Chile Cheese Bread
David and Julie Johnson, Leesburg, VA
As promised, here is the recipe for the chile bread made for the DC hot luck.
We prepared both a Chile cheese bread and a Chile Tomato Bread. This recipe is
for the cheese bread, substitute tomatoes and vegies if desired to make the
tomato bread. Of course as always, chile to taste. This is a great recipe
because you can make it as mild, spicy, exotic as you wish.
For 1.5 lb loaf:
3/4 cup sour cream
1/8 to 1/4 cup water
1 egg
1 1/2 tsp salt
2 tbsp sugar
3 cups bread flour
1 cup grated sharp cheddar cheese
3/4 cup Jalapeno and Habaneros, etc. (Original recipe suggested a wimp 4
peppers)
2 tsp Red Star brand active dry yeast.
Place all ingredients in bread pan. Select light crust setting and press
start.
After he baking cycle ends, remove bread from pan.
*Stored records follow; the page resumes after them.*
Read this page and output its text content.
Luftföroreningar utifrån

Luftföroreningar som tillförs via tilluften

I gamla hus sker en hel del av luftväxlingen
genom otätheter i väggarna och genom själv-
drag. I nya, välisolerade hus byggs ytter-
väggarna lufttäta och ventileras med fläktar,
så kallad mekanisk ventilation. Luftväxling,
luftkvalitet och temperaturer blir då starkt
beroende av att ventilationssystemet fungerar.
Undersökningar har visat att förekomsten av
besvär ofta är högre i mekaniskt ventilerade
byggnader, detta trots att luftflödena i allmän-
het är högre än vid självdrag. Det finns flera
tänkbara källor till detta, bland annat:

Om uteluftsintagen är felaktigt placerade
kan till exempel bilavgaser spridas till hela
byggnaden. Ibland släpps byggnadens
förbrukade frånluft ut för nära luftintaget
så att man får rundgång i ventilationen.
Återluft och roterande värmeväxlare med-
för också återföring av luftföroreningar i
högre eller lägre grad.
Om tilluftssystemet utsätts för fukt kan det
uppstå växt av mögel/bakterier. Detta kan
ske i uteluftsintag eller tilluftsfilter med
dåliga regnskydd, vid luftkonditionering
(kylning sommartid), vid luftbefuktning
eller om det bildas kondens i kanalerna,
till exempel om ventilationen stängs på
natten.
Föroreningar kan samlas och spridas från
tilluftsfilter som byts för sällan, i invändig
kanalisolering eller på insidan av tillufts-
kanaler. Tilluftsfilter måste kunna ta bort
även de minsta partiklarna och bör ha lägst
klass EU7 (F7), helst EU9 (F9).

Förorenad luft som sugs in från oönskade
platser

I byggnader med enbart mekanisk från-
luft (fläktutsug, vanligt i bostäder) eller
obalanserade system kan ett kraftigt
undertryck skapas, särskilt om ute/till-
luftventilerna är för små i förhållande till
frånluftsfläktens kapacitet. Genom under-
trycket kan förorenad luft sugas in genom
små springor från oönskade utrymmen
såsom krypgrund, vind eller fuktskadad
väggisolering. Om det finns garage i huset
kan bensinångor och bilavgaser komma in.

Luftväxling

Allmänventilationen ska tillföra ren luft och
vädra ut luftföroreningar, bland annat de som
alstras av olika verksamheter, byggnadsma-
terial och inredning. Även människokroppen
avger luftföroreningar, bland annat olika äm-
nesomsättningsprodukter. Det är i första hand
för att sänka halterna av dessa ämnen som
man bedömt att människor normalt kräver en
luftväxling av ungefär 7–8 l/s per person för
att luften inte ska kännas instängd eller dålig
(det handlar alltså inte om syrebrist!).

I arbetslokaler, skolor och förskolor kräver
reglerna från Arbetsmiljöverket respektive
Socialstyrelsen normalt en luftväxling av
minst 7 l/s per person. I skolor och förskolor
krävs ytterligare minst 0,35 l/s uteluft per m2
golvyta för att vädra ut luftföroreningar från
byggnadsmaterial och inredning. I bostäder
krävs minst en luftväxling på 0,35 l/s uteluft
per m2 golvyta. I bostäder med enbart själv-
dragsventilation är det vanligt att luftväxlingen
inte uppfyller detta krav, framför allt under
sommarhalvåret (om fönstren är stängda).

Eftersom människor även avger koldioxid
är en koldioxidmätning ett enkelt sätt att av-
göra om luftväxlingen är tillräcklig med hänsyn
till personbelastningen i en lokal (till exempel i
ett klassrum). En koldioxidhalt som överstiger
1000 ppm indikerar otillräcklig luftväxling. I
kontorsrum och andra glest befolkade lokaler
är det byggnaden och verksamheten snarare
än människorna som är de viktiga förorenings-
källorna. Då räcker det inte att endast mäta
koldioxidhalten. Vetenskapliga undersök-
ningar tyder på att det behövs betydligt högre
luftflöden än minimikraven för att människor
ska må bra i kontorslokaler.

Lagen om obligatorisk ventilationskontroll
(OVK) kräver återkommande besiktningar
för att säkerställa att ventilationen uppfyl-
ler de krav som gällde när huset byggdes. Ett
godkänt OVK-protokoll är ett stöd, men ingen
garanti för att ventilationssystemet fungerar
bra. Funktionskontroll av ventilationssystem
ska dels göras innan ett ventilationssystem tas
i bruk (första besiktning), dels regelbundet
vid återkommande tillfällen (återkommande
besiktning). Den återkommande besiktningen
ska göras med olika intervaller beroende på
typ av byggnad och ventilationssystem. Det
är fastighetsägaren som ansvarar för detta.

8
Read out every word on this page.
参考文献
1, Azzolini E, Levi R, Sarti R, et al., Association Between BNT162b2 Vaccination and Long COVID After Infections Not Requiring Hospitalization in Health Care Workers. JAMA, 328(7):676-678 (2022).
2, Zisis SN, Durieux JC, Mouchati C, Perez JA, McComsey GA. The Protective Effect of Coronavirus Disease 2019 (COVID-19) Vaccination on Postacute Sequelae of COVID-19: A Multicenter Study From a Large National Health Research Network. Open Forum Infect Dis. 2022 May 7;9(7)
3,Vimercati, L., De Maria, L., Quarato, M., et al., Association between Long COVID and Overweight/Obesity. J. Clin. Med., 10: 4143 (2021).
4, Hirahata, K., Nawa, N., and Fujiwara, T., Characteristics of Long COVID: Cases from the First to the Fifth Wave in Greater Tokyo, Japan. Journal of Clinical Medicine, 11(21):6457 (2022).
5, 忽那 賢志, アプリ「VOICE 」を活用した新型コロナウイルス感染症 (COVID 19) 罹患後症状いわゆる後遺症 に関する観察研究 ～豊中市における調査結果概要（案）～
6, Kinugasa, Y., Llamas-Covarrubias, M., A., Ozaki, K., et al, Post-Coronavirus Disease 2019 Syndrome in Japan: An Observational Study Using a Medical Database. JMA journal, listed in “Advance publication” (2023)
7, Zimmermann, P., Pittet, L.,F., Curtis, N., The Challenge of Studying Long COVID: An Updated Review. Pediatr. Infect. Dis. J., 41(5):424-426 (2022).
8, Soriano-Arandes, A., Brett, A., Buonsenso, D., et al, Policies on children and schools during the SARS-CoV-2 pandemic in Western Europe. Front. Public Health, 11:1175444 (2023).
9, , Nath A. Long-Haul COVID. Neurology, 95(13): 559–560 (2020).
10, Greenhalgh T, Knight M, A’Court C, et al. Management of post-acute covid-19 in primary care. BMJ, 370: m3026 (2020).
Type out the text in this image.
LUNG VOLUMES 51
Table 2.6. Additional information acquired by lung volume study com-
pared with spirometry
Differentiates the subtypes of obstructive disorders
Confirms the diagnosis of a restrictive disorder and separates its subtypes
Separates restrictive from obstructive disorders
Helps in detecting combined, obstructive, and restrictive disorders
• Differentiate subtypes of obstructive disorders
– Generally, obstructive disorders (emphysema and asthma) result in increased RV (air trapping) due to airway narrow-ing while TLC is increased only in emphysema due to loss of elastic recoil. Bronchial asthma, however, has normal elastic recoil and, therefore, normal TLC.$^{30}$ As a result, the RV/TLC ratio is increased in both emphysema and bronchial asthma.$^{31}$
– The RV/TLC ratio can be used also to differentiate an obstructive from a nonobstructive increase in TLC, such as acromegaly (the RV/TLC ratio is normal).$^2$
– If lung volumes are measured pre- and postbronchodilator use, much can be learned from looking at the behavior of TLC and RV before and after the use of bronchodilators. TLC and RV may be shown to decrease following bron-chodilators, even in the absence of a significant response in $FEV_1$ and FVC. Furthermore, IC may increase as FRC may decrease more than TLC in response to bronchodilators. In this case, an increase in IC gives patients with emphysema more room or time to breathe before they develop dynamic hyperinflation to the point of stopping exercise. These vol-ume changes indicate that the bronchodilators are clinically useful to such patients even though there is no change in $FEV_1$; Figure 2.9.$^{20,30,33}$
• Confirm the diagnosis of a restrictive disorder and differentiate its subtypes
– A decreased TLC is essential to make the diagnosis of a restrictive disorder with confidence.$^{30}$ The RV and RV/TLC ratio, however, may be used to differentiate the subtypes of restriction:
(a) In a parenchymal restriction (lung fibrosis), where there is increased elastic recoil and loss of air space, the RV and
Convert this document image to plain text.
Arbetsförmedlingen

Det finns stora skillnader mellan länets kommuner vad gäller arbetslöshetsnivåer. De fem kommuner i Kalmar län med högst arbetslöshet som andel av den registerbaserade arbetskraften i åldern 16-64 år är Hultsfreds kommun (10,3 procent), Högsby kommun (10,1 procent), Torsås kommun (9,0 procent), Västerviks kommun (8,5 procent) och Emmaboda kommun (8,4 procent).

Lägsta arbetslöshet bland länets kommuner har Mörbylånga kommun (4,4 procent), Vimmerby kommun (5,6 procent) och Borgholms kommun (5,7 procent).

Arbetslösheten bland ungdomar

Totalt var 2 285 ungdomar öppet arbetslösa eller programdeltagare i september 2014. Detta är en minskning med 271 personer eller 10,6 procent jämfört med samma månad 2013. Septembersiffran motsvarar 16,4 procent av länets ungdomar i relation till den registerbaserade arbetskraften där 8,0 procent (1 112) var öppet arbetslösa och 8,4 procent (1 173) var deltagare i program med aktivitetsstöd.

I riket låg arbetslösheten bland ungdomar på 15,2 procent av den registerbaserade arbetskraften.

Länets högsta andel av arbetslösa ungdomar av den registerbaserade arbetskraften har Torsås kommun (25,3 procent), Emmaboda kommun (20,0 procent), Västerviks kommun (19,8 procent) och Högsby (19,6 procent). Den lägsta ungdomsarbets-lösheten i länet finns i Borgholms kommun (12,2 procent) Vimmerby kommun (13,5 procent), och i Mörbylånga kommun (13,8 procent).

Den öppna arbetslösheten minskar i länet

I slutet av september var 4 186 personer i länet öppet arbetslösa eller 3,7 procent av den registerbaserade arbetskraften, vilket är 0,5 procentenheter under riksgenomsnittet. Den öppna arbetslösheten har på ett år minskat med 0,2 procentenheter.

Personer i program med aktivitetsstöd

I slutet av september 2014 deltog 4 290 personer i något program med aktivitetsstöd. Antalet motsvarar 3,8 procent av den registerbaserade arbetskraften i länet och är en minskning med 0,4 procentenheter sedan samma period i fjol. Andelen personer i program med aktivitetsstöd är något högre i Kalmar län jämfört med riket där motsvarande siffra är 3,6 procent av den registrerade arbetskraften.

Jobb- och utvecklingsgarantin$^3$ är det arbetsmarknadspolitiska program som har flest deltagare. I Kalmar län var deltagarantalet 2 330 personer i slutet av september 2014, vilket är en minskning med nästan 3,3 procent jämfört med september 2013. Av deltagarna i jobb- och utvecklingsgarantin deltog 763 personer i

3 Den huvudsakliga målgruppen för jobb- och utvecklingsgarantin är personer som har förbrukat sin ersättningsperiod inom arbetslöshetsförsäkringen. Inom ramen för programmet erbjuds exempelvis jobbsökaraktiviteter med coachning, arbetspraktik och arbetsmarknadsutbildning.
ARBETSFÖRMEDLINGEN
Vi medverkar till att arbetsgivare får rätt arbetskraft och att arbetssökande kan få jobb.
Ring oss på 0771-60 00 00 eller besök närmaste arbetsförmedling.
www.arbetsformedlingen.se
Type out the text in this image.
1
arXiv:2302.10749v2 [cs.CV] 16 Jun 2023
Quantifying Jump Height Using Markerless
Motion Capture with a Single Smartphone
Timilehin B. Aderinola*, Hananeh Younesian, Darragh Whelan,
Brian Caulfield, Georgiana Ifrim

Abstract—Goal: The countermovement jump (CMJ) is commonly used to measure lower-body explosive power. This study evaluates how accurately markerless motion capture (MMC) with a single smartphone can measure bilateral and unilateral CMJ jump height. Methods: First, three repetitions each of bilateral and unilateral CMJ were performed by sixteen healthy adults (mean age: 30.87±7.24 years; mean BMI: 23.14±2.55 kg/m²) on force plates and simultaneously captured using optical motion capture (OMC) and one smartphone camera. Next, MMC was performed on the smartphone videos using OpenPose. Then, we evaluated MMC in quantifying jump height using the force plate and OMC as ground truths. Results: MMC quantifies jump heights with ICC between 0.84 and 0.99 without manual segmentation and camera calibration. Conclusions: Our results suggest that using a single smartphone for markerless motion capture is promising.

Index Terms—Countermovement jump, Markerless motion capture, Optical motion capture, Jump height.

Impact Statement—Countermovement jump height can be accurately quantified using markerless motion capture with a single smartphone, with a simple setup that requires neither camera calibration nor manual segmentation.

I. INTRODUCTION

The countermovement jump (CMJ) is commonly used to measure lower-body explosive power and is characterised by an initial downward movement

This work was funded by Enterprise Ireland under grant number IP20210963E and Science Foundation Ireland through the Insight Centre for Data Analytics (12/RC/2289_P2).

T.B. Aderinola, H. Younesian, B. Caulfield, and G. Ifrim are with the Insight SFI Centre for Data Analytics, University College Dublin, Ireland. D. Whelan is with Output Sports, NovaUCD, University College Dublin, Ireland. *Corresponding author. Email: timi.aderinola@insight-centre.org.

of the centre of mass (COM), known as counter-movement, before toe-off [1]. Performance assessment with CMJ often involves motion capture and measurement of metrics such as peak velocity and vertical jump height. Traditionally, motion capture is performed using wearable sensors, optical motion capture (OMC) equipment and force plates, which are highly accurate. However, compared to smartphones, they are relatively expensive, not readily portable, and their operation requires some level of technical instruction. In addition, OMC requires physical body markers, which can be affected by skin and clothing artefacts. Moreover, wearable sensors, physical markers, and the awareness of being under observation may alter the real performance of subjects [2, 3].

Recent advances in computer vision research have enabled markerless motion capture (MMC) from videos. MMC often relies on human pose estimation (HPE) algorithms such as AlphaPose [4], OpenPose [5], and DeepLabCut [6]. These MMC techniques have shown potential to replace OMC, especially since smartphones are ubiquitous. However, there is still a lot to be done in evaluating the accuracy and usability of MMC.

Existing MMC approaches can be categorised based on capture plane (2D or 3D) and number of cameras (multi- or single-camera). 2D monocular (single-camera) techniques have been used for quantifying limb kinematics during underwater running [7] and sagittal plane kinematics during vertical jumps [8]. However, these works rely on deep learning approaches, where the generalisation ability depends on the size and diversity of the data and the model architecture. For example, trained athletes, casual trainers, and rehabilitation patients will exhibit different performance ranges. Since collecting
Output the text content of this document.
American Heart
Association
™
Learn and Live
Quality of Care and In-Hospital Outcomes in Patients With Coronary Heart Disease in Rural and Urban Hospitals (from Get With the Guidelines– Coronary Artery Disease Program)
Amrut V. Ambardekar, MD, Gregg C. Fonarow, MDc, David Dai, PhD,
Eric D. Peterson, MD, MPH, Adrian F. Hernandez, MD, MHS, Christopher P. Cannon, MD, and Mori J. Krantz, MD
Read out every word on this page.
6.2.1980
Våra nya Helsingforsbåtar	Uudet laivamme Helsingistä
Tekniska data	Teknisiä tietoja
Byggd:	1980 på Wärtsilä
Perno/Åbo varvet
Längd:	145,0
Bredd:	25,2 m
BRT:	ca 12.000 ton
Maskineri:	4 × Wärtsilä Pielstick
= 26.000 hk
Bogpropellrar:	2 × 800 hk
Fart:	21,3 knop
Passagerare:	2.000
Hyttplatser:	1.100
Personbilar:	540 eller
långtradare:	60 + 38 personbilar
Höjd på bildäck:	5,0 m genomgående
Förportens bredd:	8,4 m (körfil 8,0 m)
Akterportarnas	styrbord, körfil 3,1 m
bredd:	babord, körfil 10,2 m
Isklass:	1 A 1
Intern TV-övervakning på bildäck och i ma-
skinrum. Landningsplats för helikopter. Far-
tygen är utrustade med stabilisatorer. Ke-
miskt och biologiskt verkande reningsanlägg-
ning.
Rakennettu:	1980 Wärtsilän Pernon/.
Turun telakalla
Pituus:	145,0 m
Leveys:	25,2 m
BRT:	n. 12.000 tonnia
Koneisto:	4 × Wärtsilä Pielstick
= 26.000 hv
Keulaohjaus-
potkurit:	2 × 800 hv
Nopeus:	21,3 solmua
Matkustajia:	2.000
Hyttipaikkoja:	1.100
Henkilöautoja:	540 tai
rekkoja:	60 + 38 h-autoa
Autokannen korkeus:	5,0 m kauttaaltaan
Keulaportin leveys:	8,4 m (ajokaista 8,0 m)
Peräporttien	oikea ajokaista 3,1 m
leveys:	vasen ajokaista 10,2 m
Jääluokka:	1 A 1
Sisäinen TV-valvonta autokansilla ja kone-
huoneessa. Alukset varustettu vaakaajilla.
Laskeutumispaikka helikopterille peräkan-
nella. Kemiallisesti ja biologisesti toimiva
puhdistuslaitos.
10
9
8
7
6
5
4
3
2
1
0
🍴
Place on cake rack and allow
to cool 1 hour before slicing.
Calories per slice 169, Fat 5.9 grams You could probably omit some of the fat by
substituting on some of the sour cream and cheese and adding more peppers.
(grin)
This recipe is courtesy of a brand new book titled The Bread Machine Magic Book
of Helpful Hints, Linda Rehberg & Lois Conway which I recently found.